Conduct that is not severe or pervasive won’t be enough to cause a limitation or denial of access. And the reasonable person standard (problematic though it is) is the best tool we have to ensure that someone’s overreaction to being called “honey” won’t be actionable as sexual harassment. Should you call women in your division honey? Certainly not. But a reasonable woman employee is not deprived of educational or employment access by being referred to as “honey,” even repeatedly. Being sexist does not necessarily equate to being discriminatory on the basis of sex.

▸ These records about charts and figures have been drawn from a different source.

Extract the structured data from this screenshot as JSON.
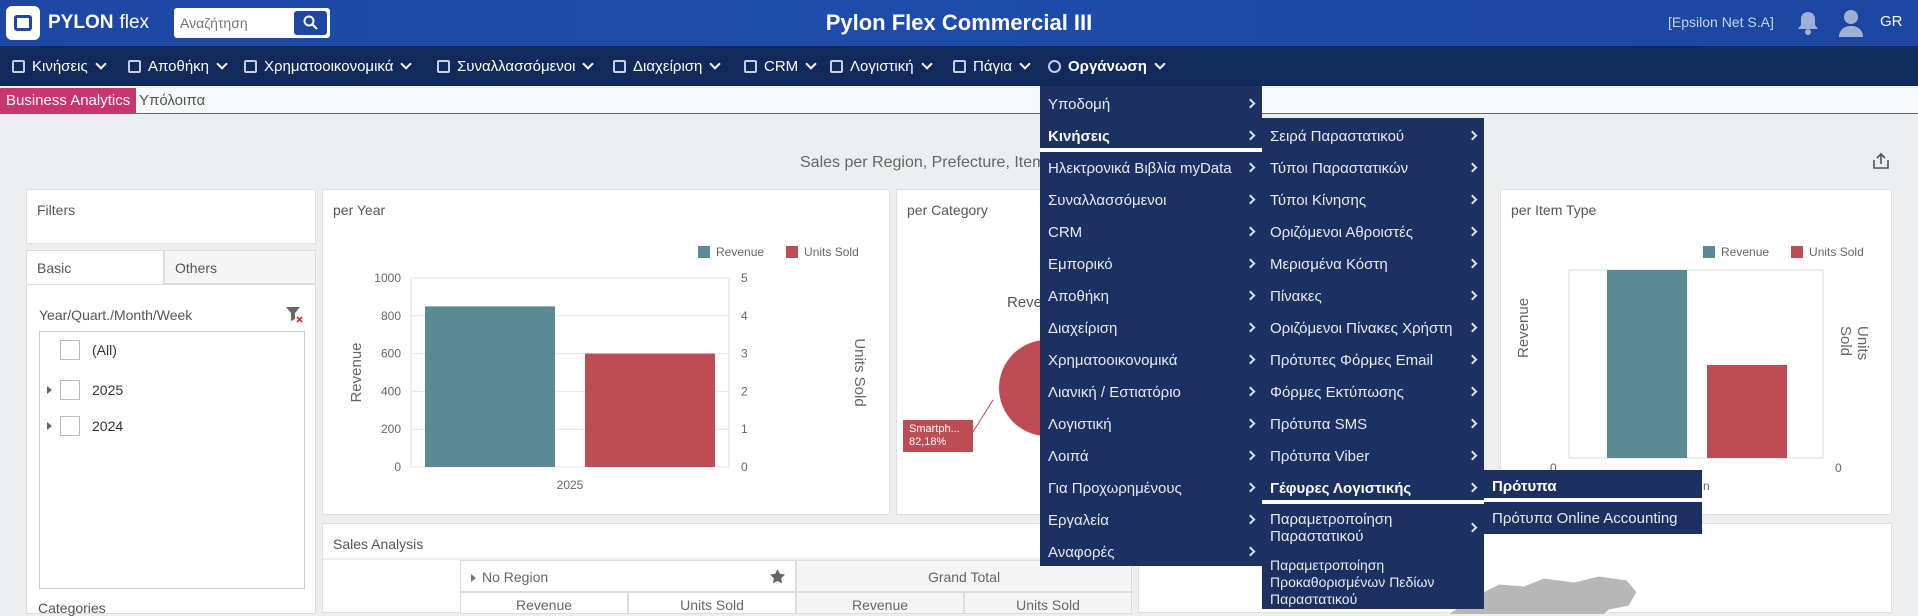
{
  "header": {
    "brand": "PYLON",
    "brand_suffix": "flex",
    "search_placeholder": "Αναζήτηση",
    "title": "Pylon Flex Commercial III",
    "company": "[Epsilon Net S.A]",
    "lang": "GR"
  },
  "nav": [
    {
      "label": "Κινήσεις",
      "icon": "list-icon"
    },
    {
      "label": "Αποθήκη",
      "icon": "warehouse-icon"
    },
    {
      "label": "Χρηματοοικονομικά",
      "icon": "coins-icon"
    },
    {
      "label": "Συναλλασσόμενοι",
      "icon": "handshake-icon"
    },
    {
      "label": "Διαχείριση",
      "icon": "book-icon"
    },
    {
      "label": "CRM",
      "icon": "crm-icon"
    },
    {
      "label": "Λογιστική",
      "icon": "ledger-icon"
    },
    {
      "label": "Πάγια",
      "icon": "truck-icon"
    },
    {
      "label": "Οργάνωση",
      "icon": "gear-icon"
    }
  ],
  "subtabs": {
    "active": "Business Analytics",
    "other": "Υπόλοιπα"
  },
  "report": {
    "title": "Sales per Region, Prefecture, Item"
  },
  "filters": {
    "title": "Filters",
    "tab_basic": "Basic",
    "tab_others": "Others",
    "field_label": "Year/Quart./Month/Week",
    "items": [
      "(All)",
      "2025",
      "2024"
    ],
    "category_label": "Categories"
  },
  "per_year": {
    "title": "per Year",
    "legend": [
      "Revenue",
      "Units Sold"
    ],
    "ylabel": "Revenue",
    "y2label": "Units Sold",
    "colors": {
      "revenue": "#5b8a94",
      "units": "#bd4c55"
    }
  },
  "per_category": {
    "title": "per Category",
    "center_label": "Reve",
    "slice_label": "Smartph...",
    "slice_pct": "82,18%"
  },
  "per_item_type": {
    "title": "per Item Type",
    "legend": [
      "Revenue",
      "Units Sold"
    ],
    "ylabel": "Revenue",
    "y2label": "Units Sold",
    "ytick_left": "0",
    "ytick_right": "0",
    "xlabel_fragment": "n"
  },
  "sales_analysis": {
    "title": "Sales Analysis",
    "col_region": "No Region",
    "col_grand_total": "Grand Total",
    "sub_revenue": "Revenue",
    "sub_units": "Units Sold"
  },
  "menu_level1": [
    "Υποδομή",
    "Κινήσεις",
    "Ηλεκτρονικά Βιβλία myData",
    "Συναλλασσόμενοι",
    "CRM",
    "Εμπορικό",
    "Αποθήκη",
    "Διαχείριση",
    "Χρηματοοικονομικά",
    "Λιανική / Εστιατόριο",
    "Λογιστική",
    "Λοιπά",
    "Για Προχωρημένους",
    "Εργαλεία",
    "Αναφορές"
  ],
  "menu_level2": [
    "Σειρά Παραστατικού",
    "Τύποι Παραστατικών",
    "Τύποι Κίνησης",
    "Οριζόμενοι Αθροιστές",
    "Μερισμένα Κόστη",
    "Πίνακες",
    "Οριζόμενοι Πίνακες Χρήστη",
    "Πρότυπες Φόρμες Email",
    "Φόρμες Εκτύπωσης",
    "Πρότυπα SMS",
    "Πρότυπα Viber",
    "Γέφυρες Λογιστικής",
    "Παραμετροποίηση Παραστατικού",
    "Παραμετροποίηση Προκαθορισμένων Πεδίων Παραστατικού"
  ],
  "menu_level3": [
    "Πρότυπα",
    "Πρότυπα Online Accounting"
  ],
  "chart_data": [
    {
      "type": "bar",
      "title": "per Year",
      "categories": [
        "2025"
      ],
      "series": [
        {
          "name": "Revenue",
          "values": [
            850
          ],
          "axis": "left"
        },
        {
          "name": "Units Sold",
          "values": [
            3
          ],
          "axis": "right"
        }
      ],
      "ylabel": "Revenue",
      "y2label": "Units Sold",
      "ylim": [
        0,
        1000
      ],
      "y2lim": [
        0,
        5
      ],
      "yticks": [
        0,
        200,
        400,
        600,
        800,
        1000
      ],
      "y2ticks": [
        0,
        1,
        2,
        3,
        4,
        5
      ],
      "legend": "top-right",
      "grid": true
    }
  ]
}
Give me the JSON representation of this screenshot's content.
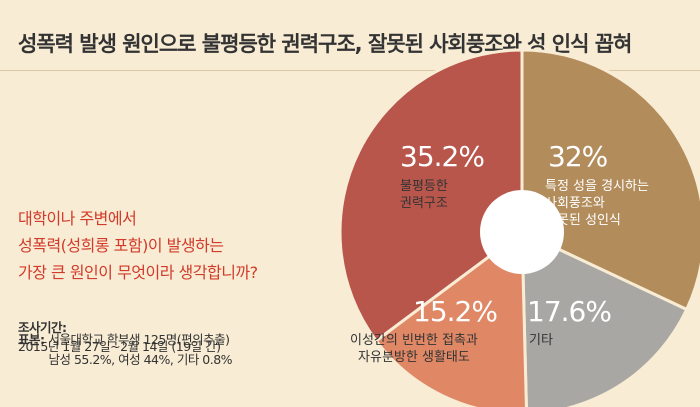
{
  "chart_data": {
    "type": "pie",
    "title": "성폭력 발생 원인으로 불평등한 권력구조, 잘못된 사회풍조와 성 인식 꼽혀",
    "question": "대학이나 주변에서\n성폭력(성희롱 포함)이 발생하는\n가장 큰 원인이 무엇이라 생각합니까?",
    "survey_period_label": "조사기간:",
    "survey_period": "2015년 1월 27일~2월 14일 (19일 간)",
    "sample_label": "표본:",
    "sample": "서울대학교 학부생 125명(편의추출)\n남성 55.2%, 여성 44%, 기타 0.8%",
    "categories": [
      "특정 성을 경시하는\n사회풍조와\n잘못된 성인식",
      "기타",
      "이성간의 빈번한 접촉과\n자유분방한 생활태도",
      "불평등한\n권력구조"
    ],
    "values": [
      32,
      17.6,
      15.2,
      35.2
    ],
    "value_labels": [
      "32%",
      "17.6%",
      "15.2%",
      "35.2%"
    ],
    "colors": [
      "#b38c5c",
      "#a9a7a3",
      "#e08866",
      "#b8564b"
    ]
  }
}
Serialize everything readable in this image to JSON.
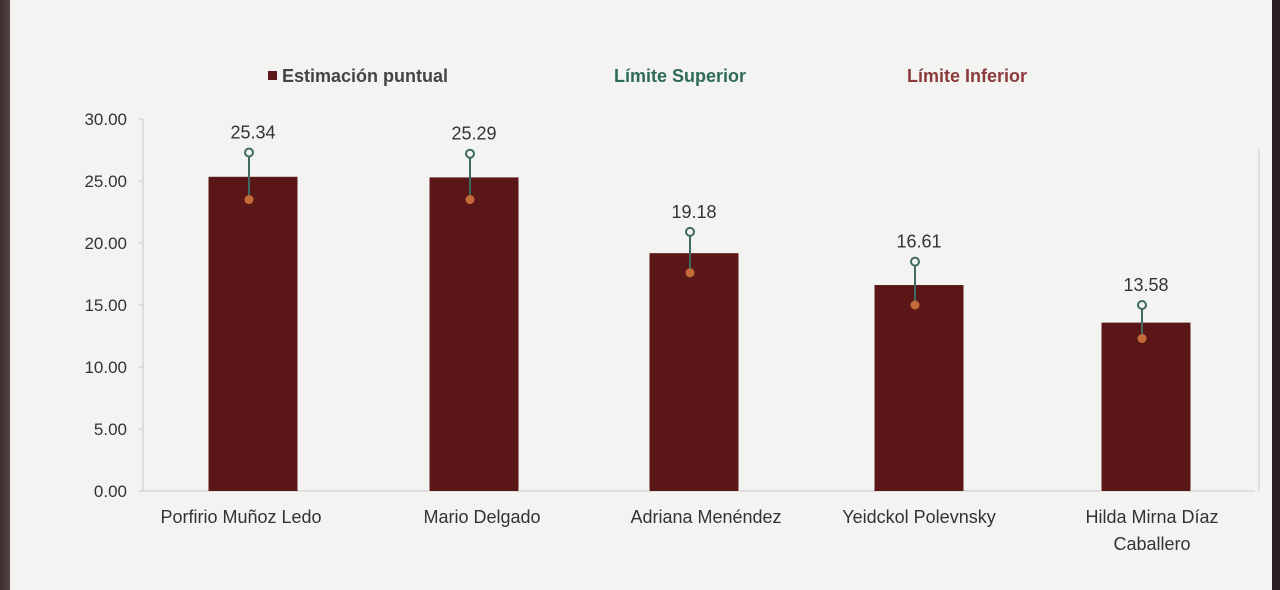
{
  "legend": {
    "estimate": "Estimación puntual",
    "upper": "Límite Superior",
    "lower": "Límite Inferior"
  },
  "colors": {
    "bar": "#5b1717",
    "upper_marker": "#3e6a62",
    "lower_marker": "#c56b3a",
    "legend_upper": "#2e6b55",
    "legend_lower": "#8a3a3a"
  },
  "chart_data": {
    "type": "bar",
    "categories": [
      [
        "Porfirio Muñoz Ledo"
      ],
      [
        "Mario Delgado"
      ],
      [
        "Adriana Menéndez"
      ],
      [
        "Yeidckol Polevnsky"
      ],
      [
        "Hilda Mirna Díaz",
        "Caballero"
      ]
    ],
    "series": [
      {
        "name": "Estimación puntual",
        "values": [
          25.34,
          25.29,
          19.18,
          16.61,
          13.58
        ]
      },
      {
        "name": "Límite Superior",
        "values": [
          27.3,
          27.2,
          20.9,
          18.5,
          15.0
        ]
      },
      {
        "name": "Límite Inferior",
        "values": [
          23.5,
          23.5,
          17.6,
          15.0,
          12.3
        ]
      }
    ],
    "data_labels": [
      "25.34",
      "25.29",
      "19.18",
      "16.61",
      "13.58"
    ],
    "y_ticks": [
      "0.00",
      "5.00",
      "10.00",
      "15.00",
      "20.00",
      "25.00",
      "30.00"
    ],
    "ylim": [
      0,
      30
    ],
    "grid": false,
    "legend_position": "top"
  }
}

Does this analysis mean that sexual harassment (as I have redefined it here) functions as an exception to the First Amendment, similar to defamatory speech, words that incite imminent unlawful action, and the like? Yes, I think it does. I’m not creating that exception; Congress did when it codified Title IX. I don’t want anyone to think that any definition of sexual harassment can or should be used to circumvent First Amendment protections. If you are a public school (or a private school in California because of the Leonard Law), you need to train your Title IX team and work with legal counsel to ensure that you don’t interpret any sexual harassment policy to violate the free speech rights of any member of your community.

The Department of Education is now poised to re-write the definition of sexual harassment, yet again. They’ve proposed a hybrid of SORP and my proposed impact/effect language from above. Maybe as the result of the rulemaking process and the comments submitted (including this Tip of the Week), the Department will realize it doesn’t need SORP at all and finally free us up to analyze harassing speech and conduct by its effect on access, which is really the whole point.